Ready to Wear
December 7, 2016 through April 29, 2017
Yeshiva University Museum
edited by Esther Juhasz
5 Continents Editions, 368 pp., $75
Bernard Rudofsky was hard to please. A champion curmudgeon, the Moravia-born, Vienna-trained architect “disapprove[d] of many more things than the average person,” observed one of his long-time friends. Urban sidewalks were too hard on the feet, modern architecture was too hard on the eyes, and the way most people dressed, especially in America, was downright “stupid”—so stupid, in fact, that Rudofsky made a career out of highlighting its limitations.
In 1944, New York’s Museum of Modern Art hired him to organize an exhibition titled Are Clothes Modern?

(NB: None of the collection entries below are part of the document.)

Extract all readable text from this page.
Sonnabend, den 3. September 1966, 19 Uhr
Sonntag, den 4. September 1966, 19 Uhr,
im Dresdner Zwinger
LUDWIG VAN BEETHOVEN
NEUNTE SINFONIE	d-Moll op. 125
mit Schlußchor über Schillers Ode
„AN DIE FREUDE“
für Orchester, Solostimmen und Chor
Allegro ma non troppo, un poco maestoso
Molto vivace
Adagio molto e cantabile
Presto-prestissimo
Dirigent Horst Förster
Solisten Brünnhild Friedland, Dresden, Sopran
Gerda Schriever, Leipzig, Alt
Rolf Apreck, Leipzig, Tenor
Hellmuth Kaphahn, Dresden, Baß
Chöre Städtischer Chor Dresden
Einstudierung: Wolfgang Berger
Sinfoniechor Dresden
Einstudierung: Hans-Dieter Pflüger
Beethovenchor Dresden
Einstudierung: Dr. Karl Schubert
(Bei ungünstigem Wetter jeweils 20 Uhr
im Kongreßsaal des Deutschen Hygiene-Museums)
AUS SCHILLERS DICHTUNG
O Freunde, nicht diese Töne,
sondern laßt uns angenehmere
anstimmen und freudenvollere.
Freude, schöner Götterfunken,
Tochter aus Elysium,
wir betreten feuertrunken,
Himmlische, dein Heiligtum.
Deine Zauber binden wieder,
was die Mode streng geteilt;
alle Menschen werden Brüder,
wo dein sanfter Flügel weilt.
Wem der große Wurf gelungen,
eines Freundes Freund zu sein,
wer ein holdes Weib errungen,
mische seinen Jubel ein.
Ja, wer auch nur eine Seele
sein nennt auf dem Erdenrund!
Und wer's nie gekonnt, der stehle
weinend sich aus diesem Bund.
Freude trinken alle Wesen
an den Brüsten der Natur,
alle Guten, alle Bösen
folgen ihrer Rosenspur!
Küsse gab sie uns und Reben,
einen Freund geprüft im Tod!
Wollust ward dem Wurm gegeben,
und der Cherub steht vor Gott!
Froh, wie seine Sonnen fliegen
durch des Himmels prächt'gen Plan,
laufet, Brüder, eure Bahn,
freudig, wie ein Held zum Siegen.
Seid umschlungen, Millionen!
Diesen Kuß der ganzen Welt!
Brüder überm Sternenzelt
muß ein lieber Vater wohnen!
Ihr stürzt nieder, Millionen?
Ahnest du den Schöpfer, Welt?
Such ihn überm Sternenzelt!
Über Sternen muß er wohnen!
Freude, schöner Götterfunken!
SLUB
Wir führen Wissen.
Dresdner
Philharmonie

The answer, of course, was a big, loud “no!” Several intriguingly named installations on the first floor of 11 West 53rd Street—Excess and Superfluity, Abuse of Materials, and Revival of the Rational—explained why. Burdened with unnecessary ornamentation, contemporary mass-produced clothing was poorly made, physically constraining, and aesthetically unappealing, claimed the architect-turned-critic. Or, as Rudofsky himself would have it, modern-day dress was “useless, impractical, irrational, harmful and unbeautiful.” Take that, Seventh Avenue!
With its fierce and uncompromising sensibility, Are Clothes Modern? created quite a stir, prompting The New Yorker to stir things up even further by characterizing the exhibition as the “psychoanalysis of clothing.” But it was more than just a media sensation. A rallying cry, a call for “intelligent change,” Are Clothes Modern? encouraged Americans to “take the blinders of tradition off modern eyes” when they got dressed in the morning.